Chemistry of amphotericin B. Degradation studies and preparation of amphoteronolide B

• Published in: Journal of the American Chemical Society Vol. 110; no. 14; pp. 4660 - 4672
• Main Authors: Nicolaou, K. C, Chakraborty, T. K, Ogawa, Y, Daines, R. A, Simpkins, N. S, Furst, G. T
• Format: Journal Article
• Language: English
• Published: WASHINGTON American Chemical Society 01.07.1988; Amer Chemical Soc
• Subjects: Chemistry; Chemistry, Multidisciplinary; Exact sciences and technology; Heterocyclic compounds; Heterocyclic compounds with o, s, se, te hetero atom and condensed derivatives; Organic chemistry; Physical Sciences; Preparations and properties; Science & Technology; Conjugated polyenic compound; COSY sequence; Aglycone; Oxygen heterocycle; Circular dichroism; Macrocycle; Two dimension spectrometry; Bicyclic compound; Chemical decomposition; Glycoside; Polyol; NMR spectrum; Protection
• ISSN: 0002-7863; 1520-5126
• DOI: 10.1021/ja00222a027

Amphotericin B (1) was converted to a series of protected derivatives (3-5, 27).
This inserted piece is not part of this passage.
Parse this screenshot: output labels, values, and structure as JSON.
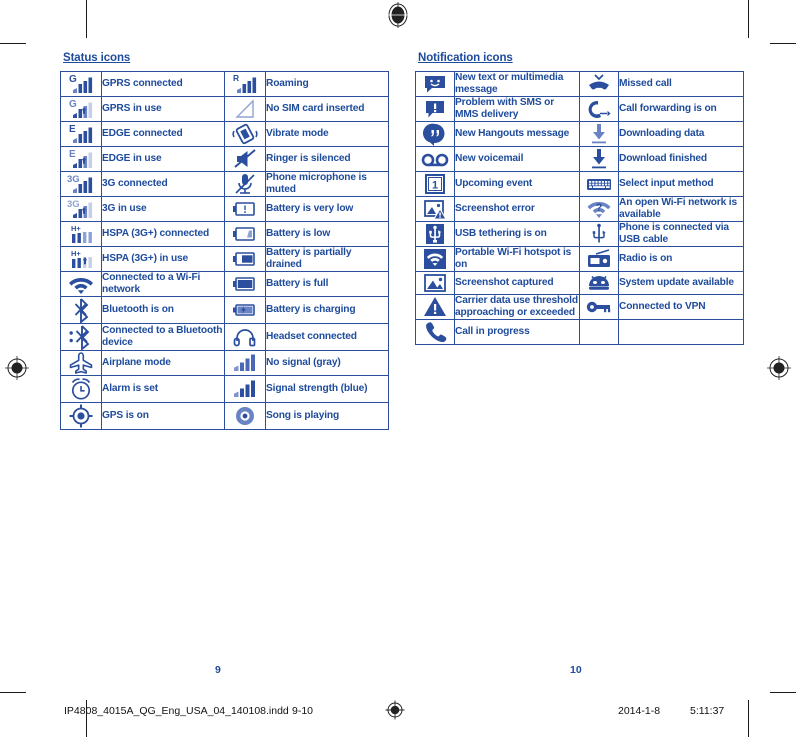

Compound 5 was degraded by ozonolysis and further elaborated to fragments 8, 14, and 15, three potential intermediates in a projected total systhesis of amphotericin B (1). A novel oxidative deglycosidation procedure based on radical bromination was devised and applied to the degradation of 5 and 27 to heptaenones 21 and 28, respectively. These heptaenones were stereospecifically reduced with sodium borohydride to amphoteronolide B derivates 23 and 29, respectively. The R stereochemistry of the C-19 hydroxyl group arising from the reduction of these polyeones was confirmed by using Nakanishi''s CD method on derivative 26 obtained by appropriate chemical manipulations of the reduction products. The aglycon of amphotericin B, amphoteronolide B (2), was obtained from 29 by desilylation followed by methyl ester hydrolysis.